To make my point, I offer a few statistics I located on the Internet, more specifically, the National Weather Service Web site at

The first named storm of the 2001 Hurricane Season was Tropical Storm Allison.

The storm, which struck the southeast coast of Texas, and included the Houston metropolitan area, dumped nearly 40 inches of rain as it spent the better part of five days over land.

It also killed 22 people.

And what is more significant is that the folks who lived in that part of the country when the storm struck knew it was coming, and still nearly two dozen lives were lost.

What if they hadn’t had any warning? What if they didn’t know what was coming and what to expect?

If that were the case we might have had another storm like the one that hit Galveston, Texas on Sept. 8, 1900.

Of course that was long before long-range radar and forecasting was common place.

In that storm, which became the worst natural disaster in American history, it is estimated that between 8,000 and 12,000 people perished.

The city was inundated with up to 15 feet of storm surge, which is basically the hurricane pushing sea water overland. More than half the homes and buildings were destroyed, and in 1990 dollars, estimated damage was $700 million.

In 1919 a storm passed near Key West between Sept. 9 and 10. Ten ships were lost at sea and between 800 and 900 people died.

That storm moved on across the Gulf of Mexico and hit Corpus Christi, Texas, killing another 287.

Again, this event occurred in a time when there was little known about the oncoming systems and their potential for disaster.

But, today, we know well in advance, often more than a week, that storms are forming.
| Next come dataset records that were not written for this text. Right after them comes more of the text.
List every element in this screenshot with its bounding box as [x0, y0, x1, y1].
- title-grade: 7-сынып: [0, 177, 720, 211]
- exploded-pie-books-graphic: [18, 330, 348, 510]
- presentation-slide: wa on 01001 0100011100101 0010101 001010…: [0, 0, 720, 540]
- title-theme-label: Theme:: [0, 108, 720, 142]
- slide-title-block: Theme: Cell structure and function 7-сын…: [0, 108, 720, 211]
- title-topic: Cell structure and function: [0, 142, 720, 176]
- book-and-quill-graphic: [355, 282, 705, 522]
And forecasters, using the best equipment they have at their disposal, try to predict where the systems will ultimately go.

But that is not an exact science, simply because Mother Nature is fickle.

Forecaster update their predictions and the forecasts as often as they believe is necessary, and will change when the data changes.

The bottom line is this. While some of you may think the newspaper and TV coverage of these pending storms is over kill, just imagine what life would be like without them.

You wouldn’t know anything. You could guess at what is about to happen, but chances are you’d be wrong. And you may be dead wrong.

So, when we have the weather systems, listen to as much as you think you need to listen to, and then ignore the rest if you want.

But don’t ever underestimate the power of these monsters.

We are just a few hours away from Ernesto’s arrival, and we have a general idea of what to expect.

But we are not exactly sure what will happen.

We just hope you are prepared for anything.